Routine: next available on schedule;

Stat: available anytime any day. Should be performed within 2–4 h and interpreted 2–4 h after that;

ASAP: this intermediary status is useful and highly recommended, because many EEGs that are not stat should also not wait 1–2 days. For example, a request for a stat on Friday evening, if it does not meet criteria for stat, should probably not wait until Monday (as a routine would). It should be downgraded to ASAP and performed the next day. Our definition of ASAP is performed and interpreted within 24 h. With this, many pseudo-stats can be downgraded to ASAP without upsetting the referring physician.

Stat EEGs should only be ordered by neurologists. This is a necessity. In general, any situation requiring a stat EEG should require a neurology consultation. Occasionally, neurosurgery services may also be appropriate, but neurosurgeons often have unrealistic expectations about what information EEG can provide. In a teaching institution, senior neurology residents are also acceptable.

If an EEG is performed stat, it should be interpreted stat. While technologists often give a preliminary or ‘technical’ interpretation, it is inappropriate for stat EEGs to be performed if no neurologist will be available to give an interpretation. If the ordering neurologist is not the reader, the stat EEG should be approved by the neurologist who will read it.

When an EEG is requested stat during office hours, but is not medically indicated as stat, the requesting physician should be educated about the criteria for stat, even if the EEG can be performed immediately because the schedule allows it.

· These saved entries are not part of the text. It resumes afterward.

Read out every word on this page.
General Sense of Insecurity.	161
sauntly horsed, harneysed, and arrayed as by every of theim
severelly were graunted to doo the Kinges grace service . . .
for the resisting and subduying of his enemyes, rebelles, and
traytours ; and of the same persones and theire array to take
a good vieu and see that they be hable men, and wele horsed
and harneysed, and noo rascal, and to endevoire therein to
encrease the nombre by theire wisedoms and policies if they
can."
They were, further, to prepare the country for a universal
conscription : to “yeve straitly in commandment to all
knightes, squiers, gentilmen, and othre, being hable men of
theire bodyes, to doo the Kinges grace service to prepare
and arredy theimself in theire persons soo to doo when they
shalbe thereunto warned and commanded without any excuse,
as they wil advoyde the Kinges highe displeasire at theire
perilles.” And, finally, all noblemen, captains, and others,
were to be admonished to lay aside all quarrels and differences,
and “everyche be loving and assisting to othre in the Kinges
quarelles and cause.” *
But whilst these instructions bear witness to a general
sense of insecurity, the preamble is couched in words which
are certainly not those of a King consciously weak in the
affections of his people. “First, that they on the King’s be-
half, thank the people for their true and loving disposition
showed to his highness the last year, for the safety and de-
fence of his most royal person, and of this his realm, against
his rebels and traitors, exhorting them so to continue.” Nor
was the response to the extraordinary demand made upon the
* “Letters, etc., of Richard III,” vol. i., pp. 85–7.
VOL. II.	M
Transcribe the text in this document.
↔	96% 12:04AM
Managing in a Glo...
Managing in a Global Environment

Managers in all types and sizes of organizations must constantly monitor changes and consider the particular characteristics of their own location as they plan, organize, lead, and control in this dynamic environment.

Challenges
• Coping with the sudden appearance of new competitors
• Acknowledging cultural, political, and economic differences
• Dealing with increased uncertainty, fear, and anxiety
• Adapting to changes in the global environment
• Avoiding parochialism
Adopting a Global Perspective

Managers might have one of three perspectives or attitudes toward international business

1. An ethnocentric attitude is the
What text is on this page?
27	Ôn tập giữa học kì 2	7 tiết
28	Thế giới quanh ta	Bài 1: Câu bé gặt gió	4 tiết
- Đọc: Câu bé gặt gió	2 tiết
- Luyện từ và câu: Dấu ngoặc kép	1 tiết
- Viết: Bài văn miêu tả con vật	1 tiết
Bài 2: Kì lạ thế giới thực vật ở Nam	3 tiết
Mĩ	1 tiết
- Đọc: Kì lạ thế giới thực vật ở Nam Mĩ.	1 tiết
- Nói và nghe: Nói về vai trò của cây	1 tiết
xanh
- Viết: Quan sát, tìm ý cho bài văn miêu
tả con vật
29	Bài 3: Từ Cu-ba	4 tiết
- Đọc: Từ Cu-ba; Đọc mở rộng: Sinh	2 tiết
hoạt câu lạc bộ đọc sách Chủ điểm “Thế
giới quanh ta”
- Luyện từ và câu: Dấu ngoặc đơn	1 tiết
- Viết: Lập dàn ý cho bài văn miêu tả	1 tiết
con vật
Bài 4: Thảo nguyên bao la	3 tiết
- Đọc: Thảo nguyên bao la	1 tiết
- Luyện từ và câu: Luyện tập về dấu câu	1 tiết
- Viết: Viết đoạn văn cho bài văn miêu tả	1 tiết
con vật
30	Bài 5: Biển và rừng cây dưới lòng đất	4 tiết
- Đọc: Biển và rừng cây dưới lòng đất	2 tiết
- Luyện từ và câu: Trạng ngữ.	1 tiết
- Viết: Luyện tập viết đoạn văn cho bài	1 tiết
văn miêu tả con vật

Since the only real indication for a stat EEG is a reasonable clinical suspicion for NCSE, clearly the keyword here is reasonable. Approving such requests will at times border on questioning other physicians’ clinical judgment. This is unfortunately necessary. Suspecting NCSE in a quietly comatose patient with a huge subarachnoid hemorrhage, a sodium level of 120, sepsis, hypotension and who is on a midazolam drip is not reasonable. Ordering every test on every patient ‘just to make sure’ is not good care. Clinical judgment is always necessary, and contrary to a common fallacy, is superior to any test or technological advance.

The following are not indications for a stat EEG.

The patient had a seizure and is recovering

The patient is obviously seizing

Abnormal mental status or coma that is readily explained (e.g., stroke, subarachnoid hemorrhage, intracerebral hemorrhage or traumatic brain injury)

Confirmation of brain death

“We are waiting on the EEG to discharge the patient”

Financial & competing interests disclosure

The author has no relevant affiliations or financial involvement with any organization or entity with a financial interest in or financial conflict with the subject matter or materials discussed in the manuscript. This includes employment, consultancies, honoraria, stock ownership or options, expert testimony, grants or patents received or pending, or royalties.

No writing assistance was utilized in the production of this manuscript.